"Desiderata" and Other Poems Characters

"Desiderata" and Other Poems Character List

“You Who Wrangle With Me at the Mart”

The lead character of the poem titled “You Who Wrangle With Me at the Mart” is never named and never could be. The “you” is figurative and literally plural; it is directed toward an individual, but it encompasses the whole of human experience. The poem is a plea for understanding, empathy and decency in the name of discourse.

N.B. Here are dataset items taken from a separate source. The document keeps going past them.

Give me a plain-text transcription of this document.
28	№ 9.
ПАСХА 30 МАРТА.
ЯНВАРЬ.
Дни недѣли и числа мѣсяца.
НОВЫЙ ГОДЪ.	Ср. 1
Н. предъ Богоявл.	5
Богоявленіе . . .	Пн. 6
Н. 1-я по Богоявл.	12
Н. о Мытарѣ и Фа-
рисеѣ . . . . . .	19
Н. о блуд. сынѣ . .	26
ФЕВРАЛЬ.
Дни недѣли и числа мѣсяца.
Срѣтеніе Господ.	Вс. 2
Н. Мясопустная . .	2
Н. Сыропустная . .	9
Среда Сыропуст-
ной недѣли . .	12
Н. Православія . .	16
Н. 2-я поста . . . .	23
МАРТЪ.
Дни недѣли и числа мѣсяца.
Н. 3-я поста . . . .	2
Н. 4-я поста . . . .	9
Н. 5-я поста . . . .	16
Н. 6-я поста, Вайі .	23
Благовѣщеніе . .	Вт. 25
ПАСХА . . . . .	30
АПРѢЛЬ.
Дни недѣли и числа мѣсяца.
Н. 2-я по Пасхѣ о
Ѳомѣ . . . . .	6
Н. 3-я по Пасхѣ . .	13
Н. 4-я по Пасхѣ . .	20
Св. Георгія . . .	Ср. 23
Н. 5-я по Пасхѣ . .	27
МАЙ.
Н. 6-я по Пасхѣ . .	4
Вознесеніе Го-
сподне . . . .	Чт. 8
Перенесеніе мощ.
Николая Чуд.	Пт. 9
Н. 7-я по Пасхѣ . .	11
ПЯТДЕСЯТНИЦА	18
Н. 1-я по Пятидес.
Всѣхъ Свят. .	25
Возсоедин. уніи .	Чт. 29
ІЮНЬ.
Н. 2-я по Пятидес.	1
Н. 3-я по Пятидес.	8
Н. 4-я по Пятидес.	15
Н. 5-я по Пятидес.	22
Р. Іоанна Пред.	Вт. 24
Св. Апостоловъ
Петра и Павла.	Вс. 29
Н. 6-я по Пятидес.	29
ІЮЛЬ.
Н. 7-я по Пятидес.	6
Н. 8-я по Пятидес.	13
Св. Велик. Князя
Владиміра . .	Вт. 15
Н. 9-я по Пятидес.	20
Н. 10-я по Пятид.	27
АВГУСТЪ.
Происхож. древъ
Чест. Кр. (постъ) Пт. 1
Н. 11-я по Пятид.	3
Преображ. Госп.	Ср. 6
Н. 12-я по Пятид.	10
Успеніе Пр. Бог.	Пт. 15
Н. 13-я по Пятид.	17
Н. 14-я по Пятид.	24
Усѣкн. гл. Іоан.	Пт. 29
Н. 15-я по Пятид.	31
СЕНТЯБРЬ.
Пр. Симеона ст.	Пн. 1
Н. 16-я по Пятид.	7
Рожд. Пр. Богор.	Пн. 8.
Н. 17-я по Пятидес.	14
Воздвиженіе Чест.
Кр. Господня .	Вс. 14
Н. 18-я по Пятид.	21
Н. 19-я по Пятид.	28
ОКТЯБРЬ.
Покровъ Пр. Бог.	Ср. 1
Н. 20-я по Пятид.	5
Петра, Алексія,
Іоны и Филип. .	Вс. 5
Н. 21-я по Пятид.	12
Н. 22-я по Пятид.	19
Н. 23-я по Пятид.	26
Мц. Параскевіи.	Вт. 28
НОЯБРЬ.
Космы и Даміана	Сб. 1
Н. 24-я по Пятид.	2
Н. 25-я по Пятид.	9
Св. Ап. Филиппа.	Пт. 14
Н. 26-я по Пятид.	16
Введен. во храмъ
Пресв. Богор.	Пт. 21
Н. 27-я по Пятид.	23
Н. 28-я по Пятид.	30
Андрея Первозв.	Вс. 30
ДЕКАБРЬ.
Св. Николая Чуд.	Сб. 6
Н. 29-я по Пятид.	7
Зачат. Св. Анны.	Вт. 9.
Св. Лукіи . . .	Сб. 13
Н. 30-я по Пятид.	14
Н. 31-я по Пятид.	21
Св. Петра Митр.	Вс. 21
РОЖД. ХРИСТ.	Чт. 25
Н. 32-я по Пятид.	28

The Daughter, “I Knew a Daughter”

Decency seems to be a pretty consistent theme running throughout the verse of the poet. Or, rather, the plaintive desire to see a world more concerned with decency. The daughter which is described here was the baby of a big brood; a brood that did worked ceaselessly to provide her with every advantage. Her payment for this sacrifice is to seek nothing but pleasure and live an idle standing stark comparison to the life of toil put in by her siblings and parents.

“The Dead Wife”

The speaker of this poem is the widowed husband. The wife has been dead for some time and the verse moves inexorably to the fear which threatens to overwhelm the grief: that he has already begun to forget what she looked like and may not recognize her at all in the afterlife.

The Patient, “In the Hospital”

The patient seems to be a version of the poet himself. The hospital is structured more along the lines of a prison; the keynote emotion is the desire to escape its isolation and return to the normalcy of the outside world. At one point, it seems that the speaker has done just this as he speaks of being free, walking with friends and enjoying the music of the busy town. But he is brought almost immediately back to the world inside the hospital by the nurse with the admonition that writing is not conducive to his recuperation.